Cement prices shoot up in September after remaining flat in August
The highest price increases have been in the southern markets, where prices have been increased by a whopping Rs 35 per bag, followed by the eastern region with an increase of Rs 20 per bag.
Cement companies in India have hiked the prices in September after keeping the prices fairly stable during the month of August, according to a dealer check conducted by Equirus Securities.
Cement companies usually increase prices during the first of every month, and often roll back the changes when they find that there is a dip in demand.
Equirus said channel checks also suspect a partial rollback to flow in shortly.
The highest increases have been carried out in the southern markets, where prices have been increased by a whopping Rs 35 per bag, followed by the eastern region, where it has been increased by Rs 20 per bag.
The northern markets have witnessed a hike of Rs 15-20 per bag. The central and western regions of the country including Madhya Pradesh, Gujarat, Maharashtra etc.. experienced a comparatively lesser increase in the prices to the tune of Rs 10-15 per bag, according to the dealer checks.
Meanwhile, cement prices have been flattish during August, according to a channel check from Equirus securities. This has resulted in a fall of Rs 2 per bag in the average price of cement in July-August period, compared to the first quarter (Apr-Jun).
Two regions saw prices increase in August while the other three saw price declines.
In the northern region, there has been a quarter-on-quarter increase of Rs 6 per bag in Jul-Aug, while the prices increased by Rs 3 per bag in the western region.
Coming to the declines, prices fell by Rs 3 per bag in the central region in Jul-Aug.
The southern and eastern regions of the country have seen the cement prices soften further during August, resulting in a dip of Rs 4-5 per bag. This resulted in a decrease of Rs 10-12 per bag in the Jul-Aug period (second quarter so far).
However, the demand scenario has remained robust during the month of August, mainly due to a deficit caused by the monsoons, the broker said.
According to the report, the eastern and southern regions of the country have seen less demand while the trend has remained stable in the central regions. The north and western parts of the country continue to show a healthier demand through the month of September, it added.
The year so far
Cement companies have attempted to raise cement prices multiple times this year, with varying levels of success across different regions of the country.
In North India, cement companies were largely able to implement price hikes of around Rs.10-20 per bag between January and March. Demand from infrastructure and housing projects in states like Rajasthan, Punjab, Haryana and Uttar Pradesh supported the price increases.

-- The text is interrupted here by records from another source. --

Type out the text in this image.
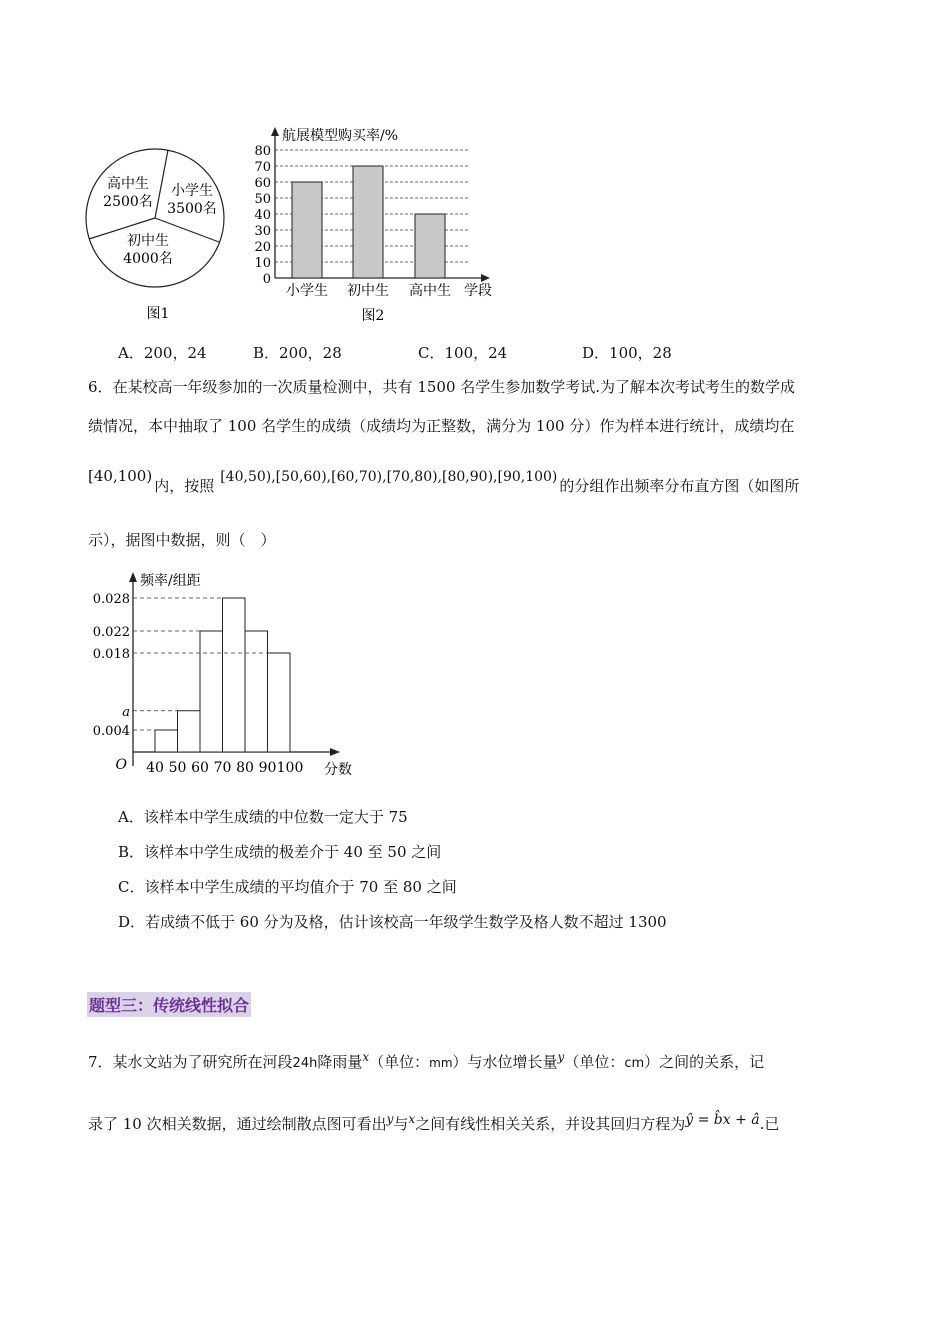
高中生
2500名
小学生
3500名
初中生
4000名
图1
航展模型购买率/%
0
10
20
30
40
50
60
70
80
小学生 初中生 高中生 学段
图2
A．200，24	B．200，28	C．100，24	D．100，28
6．在某校高一年级参加的一次质量检测中，共有 1500 名学生参加数学考试.为了解本次考试考生的数学成
绩情况，本中抽取了 100 名学生的成绩（成绩均为正整数，满分为 100 分）作为样本进行统计，成绩均在
[40,100)内，按照 [40,50),[50,60),[60,70),[70,80),[80,90),[90,100) 的分组作出频率分布直方图（如图所
示），据图中数据，则（　）
频率/组距
0.004
a
0.018
0.022
0.028
40 50 60 70 80 90 100
O	分数
A．该样本中学生成绩的中位数一定大于 75
B．该样本中学生成绩的极差介于 40 至 50 之间
C．该样本中学生成绩的平均值介于 70 至 80 之间
D．若成绩不低于 60 分为及格，估计该校高一年级学生数学及格人数不超过 1300
题型三：传统线性拟合
7．某水文站为了研究所在河段24h降雨量$^x$（单位：mm）与水位增长量$^y$（单位：cm）之间的关系，记
录了 10 次相关数据，通过绘制散点图可看出$^y$与$^x$之间有线性相关关系，并设其回归方程为ŷ = b̂x + â.已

However, rising input costs, especially coal prices, continued to put pressure on profit margins.
From April onwards, slower construction activity during the hot summer months led to reduced cement demand. This prevented further significant price rises for the rest of the year in North India.
The South Indian cement market presented a mixed picture during this period. In states like Tamil Nadu and Karnataka, improved construction activity and lower production costs allowed companies to raise prices gradually by Rs.10-15 per bag from January to April.
But in Kerala and Telangana, weak demand conditions and intensifying competition from newer players restricted the room for price hikes. From May to August, heavy monsoon rains affected construction activity and cement dispatch volumes in South India. This forced companies to cut back prices to boost sales during the lean monsoon period.
In East India, specifically in states like West Bengal, Bihar and Odisha, cement demand remained relatively weak throughout the first half of 2023. High competition among established and newer players in this region prevented any major cement price increases.
Most companies in East India could only implement marginal hikes of around Rs.5-10 per bag from January to June. It was only from July onwards, with the start of the festive season, that demand started to gradually improve in East India. This enabled more meaningful price rises of Rs.15-20 per bag in July and August.
The Western states of Gujarat and Maharashtra saw healthy demand from infrastructure and housing projects during the January-April period. Cement manufacturers were able to raise prices by Rs.15-25 per bag during this phase. However, the onset of monsoons from May led to slowed construction activity and flooding in some parts of Gujarat.
Cement prices in western markets stabilized during the rainy season due to weaker demand conditions. In August, with the ebbing of monsoon rains, cement dispatches started to pick up again in West India. But higher input costs prevented manufacturers from considering any major price hikes for the rest of the year.